This was the first blog post in a very long time that I wrote in the proverbial “heat of the moment,” in the midst of a long argument with activists on Facebook and twitter. The discussion went way outside of the boundaries of polite conversation, and I received numerous personal attacks and a few threats. The hotel owners and the people who ate the shark in the photo also received plenty of threats, though all of the threatening tweets seem to have now been deleted. In short, I was exasperated.  I was in “argument mode” and not “educator mode”.

This was also the first blog post in a very long time that I published the day it was written. I normally like to leave a post alone for a day or two after writing it before looking it over again. I will often have other Southern Fried Science writers or scientific colleagues read posts before I publish them. That did not happen in this case.  I say all of this not to excuse my error, but to explain it.

Additionally, I was not saying that people eating a large Threatened species is totally insignificant. Many shark populations are being overfished, which is a big problem, and consumption is part of that problem. The point I tried to make was that he level of attention that this incident received was disproportionate to the level of threat it represented, that other issues  that are much more serious get much less attention, and that some of the tactics that activists used in this case were inappropriate and even harmful.

People felt that I was mocking, belittling, or insulting activists who felt that a photo of resort guests eating a shark represented a major conservation issue. That was not my intent and I truly apologize for presenting myself in that way.

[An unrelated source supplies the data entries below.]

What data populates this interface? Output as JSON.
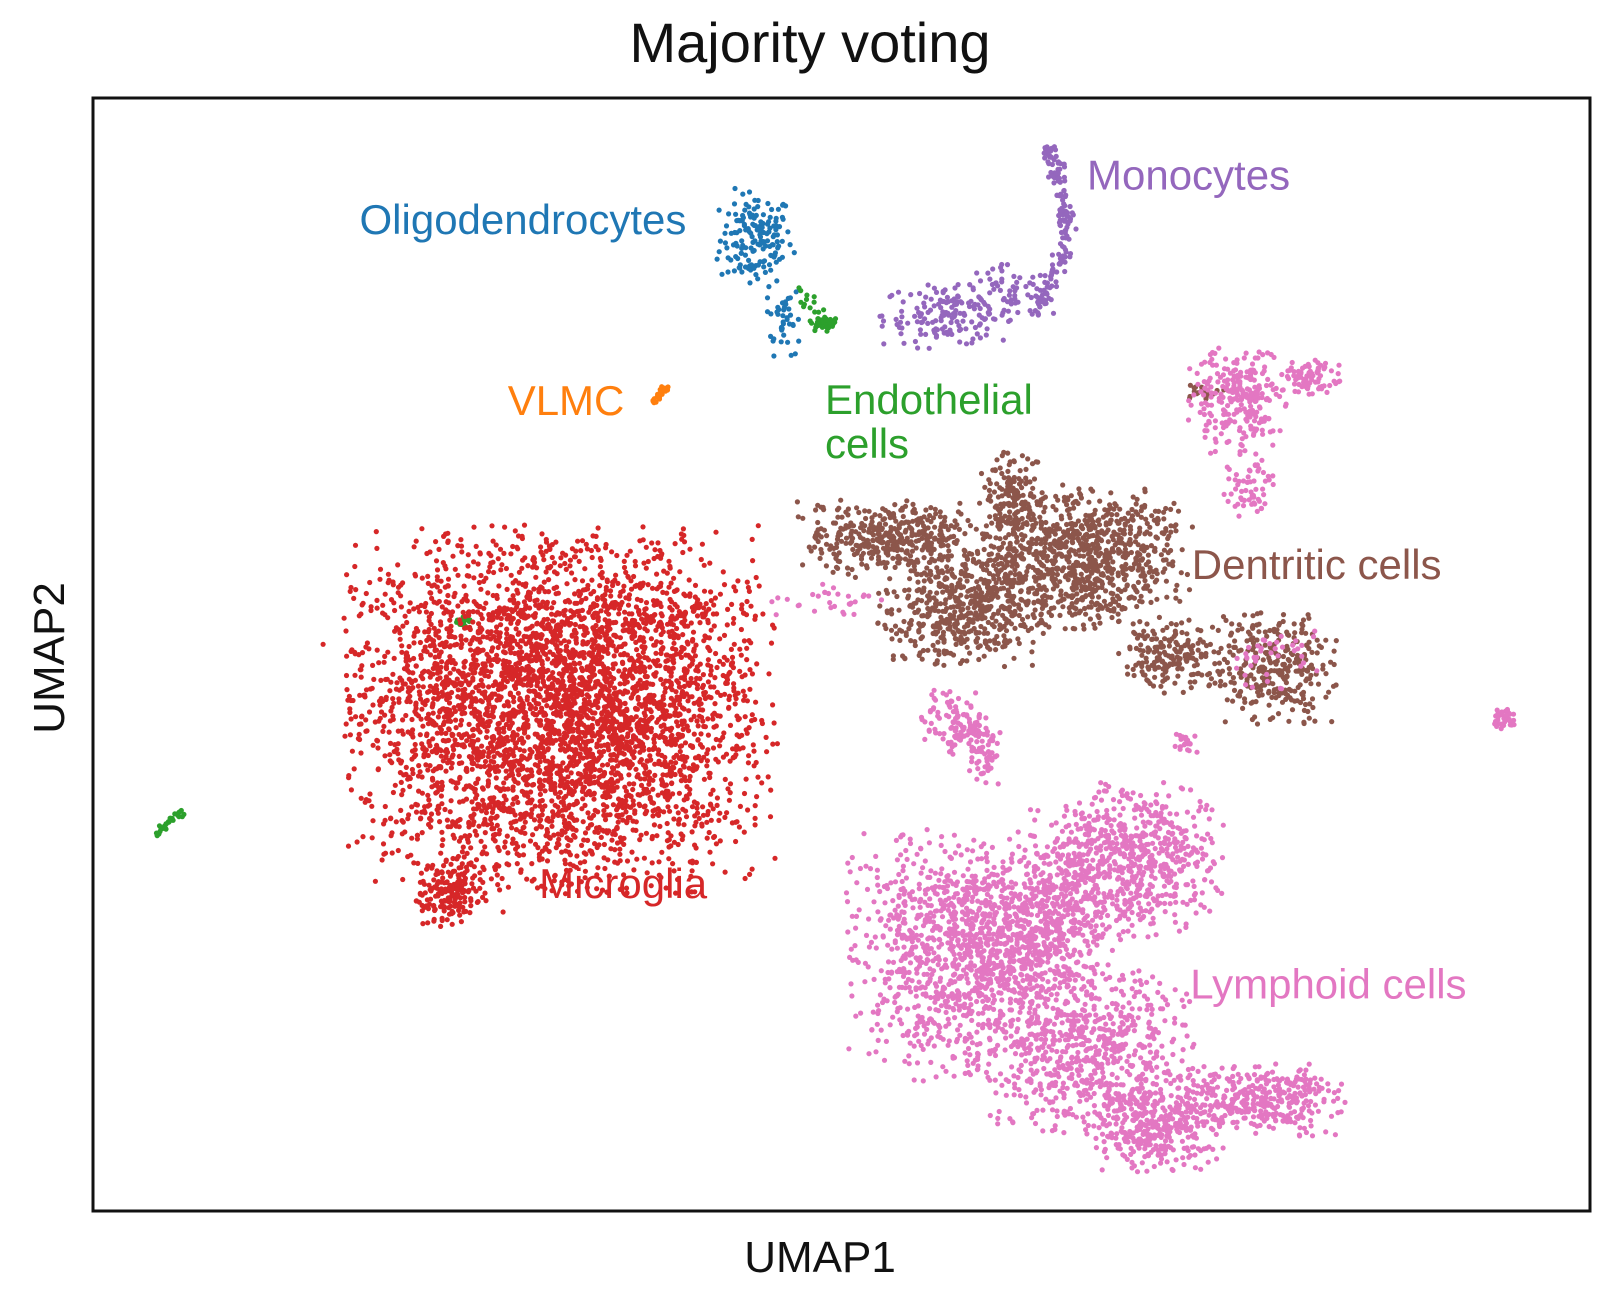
{
  "chart_data": {
    "type": "scatter",
    "title": "Majority voting",
    "xlabel": "UMAP1",
    "ylabel": "UMAP2",
    "xlim": [
      0,
      100
    ],
    "ylim": [
      0,
      100
    ],
    "grid": false,
    "ticks": false,
    "legend": "labels placed directly on clusters",
    "series": [
      {
        "name": "Oligodendrocytes",
        "color": "#1f77b4",
        "label_at": [
          17.8,
          87.8
        ],
        "clusters": [
          {
            "cx": 44.3,
            "cy": 87.3,
            "sx": 1.2,
            "sy": 2.1,
            "n": 160
          },
          {
            "cx": 46.1,
            "cy": 80.2,
            "sx": 0.6,
            "sy": 1.6,
            "n": 40
          }
        ]
      },
      {
        "name": "Monocytes",
        "color": "#9467bd",
        "label_at": [
          66.4,
          91.8
        ],
        "clusters": [
          {
            "cx": 57.2,
            "cy": 80.5,
            "sx": 2.2,
            "sy": 1.4,
            "n": 160
          },
          {
            "cx": 61.5,
            "cy": 82.5,
            "sx": 1.8,
            "sy": 1.2,
            "n": 60
          }
        ],
        "arc": {
          "start": [
            63.0,
            80.5
          ],
          "end": [
            63.7,
            95.7
          ],
          "n": 150
        }
      },
      {
        "name": "Endothelial cells",
        "label_lines": [
          "Endothelial",
          "cells"
        ],
        "color": "#2ca02c",
        "label_at": [
          48.9,
          71.6
        ],
        "clusters": [
          {
            "cx": 48.8,
            "cy": 79.9,
            "sx": 0.6,
            "sy": 0.5,
            "n": 40
          },
          {
            "cx": 47.8,
            "cy": 82.0,
            "sx": 0.4,
            "sy": 0.6,
            "n": 10
          },
          {
            "cx": 24.7,
            "cy": 53.0,
            "sx": 0.25,
            "sy": 0.25,
            "n": 20
          }
        ],
        "streak": {
          "start": [
            4.1,
            33.7
          ],
          "end": [
            5.9,
            36.0
          ],
          "n": 30
        }
      },
      {
        "name": "VLMC",
        "color": "#ff7f0e",
        "label_at": [
          27.7,
          71.5
        ],
        "streak": {
          "start": [
            37.3,
            72.5
          ],
          "end": [
            38.3,
            74.0
          ],
          "n": 25
        }
      },
      {
        "name": "Dentritic cells",
        "color": "#8c564b",
        "label_at": [
          73.4,
          56.8
        ],
        "clusters": [
          {
            "cx": 53.4,
            "cy": 60.4,
            "sx": 3.0,
            "sy": 1.6,
            "n": 400
          },
          {
            "cx": 66.0,
            "cy": 58.7,
            "sx": 3.4,
            "sy": 3.0,
            "n": 900
          },
          {
            "cx": 58.1,
            "cy": 54.0,
            "sx": 2.6,
            "sy": 2.4,
            "n": 500
          },
          {
            "cx": 61.4,
            "cy": 64.0,
            "sx": 1.0,
            "sy": 2.2,
            "n": 150
          },
          {
            "cx": 72.0,
            "cy": 50.0,
            "sx": 1.6,
            "sy": 1.6,
            "n": 180
          },
          {
            "cx": 78.9,
            "cy": 49.0,
            "sx": 2.0,
            "sy": 2.4,
            "n": 300
          },
          {
            "cx": 74.4,
            "cy": 73.6,
            "sx": 0.6,
            "sy": 0.4,
            "n": 20
          }
        ]
      },
      {
        "name": "Microglia",
        "color": "#d62728",
        "label_at": [
          29.8,
          28.1
        ],
        "clusters": [
          {
            "cx": 31.2,
            "cy": 45.1,
            "sx": 6.6,
            "sy": 7.6,
            "n": 4200
          },
          {
            "cx": 24.0,
            "cy": 28.6,
            "sx": 1.1,
            "sy": 1.5,
            "n": 160
          }
        ],
        "streak": {
          "start": [
            37.8,
            52.5
          ],
          "end": [
            40.6,
            54.5
          ],
          "n": 30
        }
      },
      {
        "name": "Lymphoid cells",
        "color": "#e377c2",
        "label_at": [
          73.3,
          19.1
        ],
        "clusters": [
          {
            "cx": 58.2,
            "cy": 23.0,
            "sx": 3.6,
            "sy": 5.2,
            "n": 1100
          },
          {
            "cx": 69.0,
            "cy": 31.6,
            "sx": 3.0,
            "sy": 3.2,
            "n": 700
          },
          {
            "cx": 63.2,
            "cy": 25.9,
            "sx": 2.6,
            "sy": 3.0,
            "n": 450
          },
          {
            "cx": 66.5,
            "cy": 14.5,
            "sx": 3.4,
            "sy": 3.6,
            "n": 650
          },
          {
            "cx": 71.0,
            "cy": 7.9,
            "sx": 2.2,
            "sy": 2.0,
            "n": 350
          },
          {
            "cx": 78.0,
            "cy": 10.0,
            "sx": 2.6,
            "sy": 1.5,
            "n": 350
          },
          {
            "cx": 76.6,
            "cy": 72.8,
            "sx": 1.6,
            "sy": 2.2,
            "n": 250
          },
          {
            "cx": 81.5,
            "cy": 75.0,
            "sx": 1.0,
            "sy": 0.8,
            "n": 80
          },
          {
            "cx": 77.3,
            "cy": 64.9,
            "sx": 0.8,
            "sy": 1.6,
            "n": 60
          },
          {
            "cx": 57.5,
            "cy": 44.0,
            "sx": 1.0,
            "sy": 1.5,
            "n": 100
          },
          {
            "cx": 59.3,
            "cy": 41.4,
            "sx": 0.6,
            "sy": 1.6,
            "n": 70
          },
          {
            "cx": 94.3,
            "cy": 44.3,
            "sx": 0.4,
            "sy": 0.4,
            "n": 35
          },
          {
            "cx": 73.1,
            "cy": 42.0,
            "sx": 0.4,
            "sy": 0.5,
            "n": 20
          },
          {
            "cx": 49.0,
            "cy": 55.0,
            "sx": 1.8,
            "sy": 0.7,
            "n": 30
          },
          {
            "cx": 78.8,
            "cy": 49.5,
            "sx": 1.4,
            "sy": 1.2,
            "n": 40
          }
        ]
      }
    ]
  }
}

I don’t believe that activists are stupid (as some people told me that my post seemed to suggest).  In my role as a scientist, science communicator and educator, I try to correct misinformation shared by activists. In this case, I feel that digitally harassing a hotel chain with complaints (as well as insults and threats) to the point that they had to close down their Facebook page were harmful to the overall cause of conservation by making people associate caring with the environment with extremist views and tactics. As someone who works directly with extremely threatened species, the fact that a petition demanding that this hotel stop serving thresher shark (which had already happened a year before the photo and petition went viral) got twenty times the number of signatures as a petition to list hammerhead sharks under the Endangered Species Act was both baffling and frustrating to me. Despite this, I do not believe that activists are stupid and never meant to imply otherwise.

One quality that the online shark activism community has in spades is passion. I want to channel this passion into educating the public with facts and helping responsible NGOs, scientists, and managers to create effective science-based conservation and management policy, something that I try to do here on the blog and with my twitter account.

Though the post inspired a now-closed spirited discussion, one comment in particular summarizes the gap between what I was trying to do (indicated in bold) and what I actually did perfectly:

“You really missed the opportunity to be an educator here. Rather than stepping back and discussing some really important issues regarding food ethics and the value of understanding where our food comes from and how it connects to living things and, as a consequence, how rarely we, as westerners from developed countries, actually come face to face with the faces behind our food; rather than talking about how sharks are normally consumed — as anonymous meat breaded and fried or so processed as to be unidentifiable; rather than take a moment to reflect on how single images can be powerful motivators and galvanize people around an issue; rather than all that, you took the low road, and dismissed uninformed agents’ concerns as silly, trivial, and ignorant. You had an opportunity to educate, and instead of taking it, you used it as an excuse to insult people for caring about sharks.”

There were legitimate and important points to be made regarding the online activism community’s response to the photo of hotel guests eating a shark, but my post did not successfully make those points. I apologize for publishing a blog post that did not live up to the standards you’ve come to expect from me and from this blog.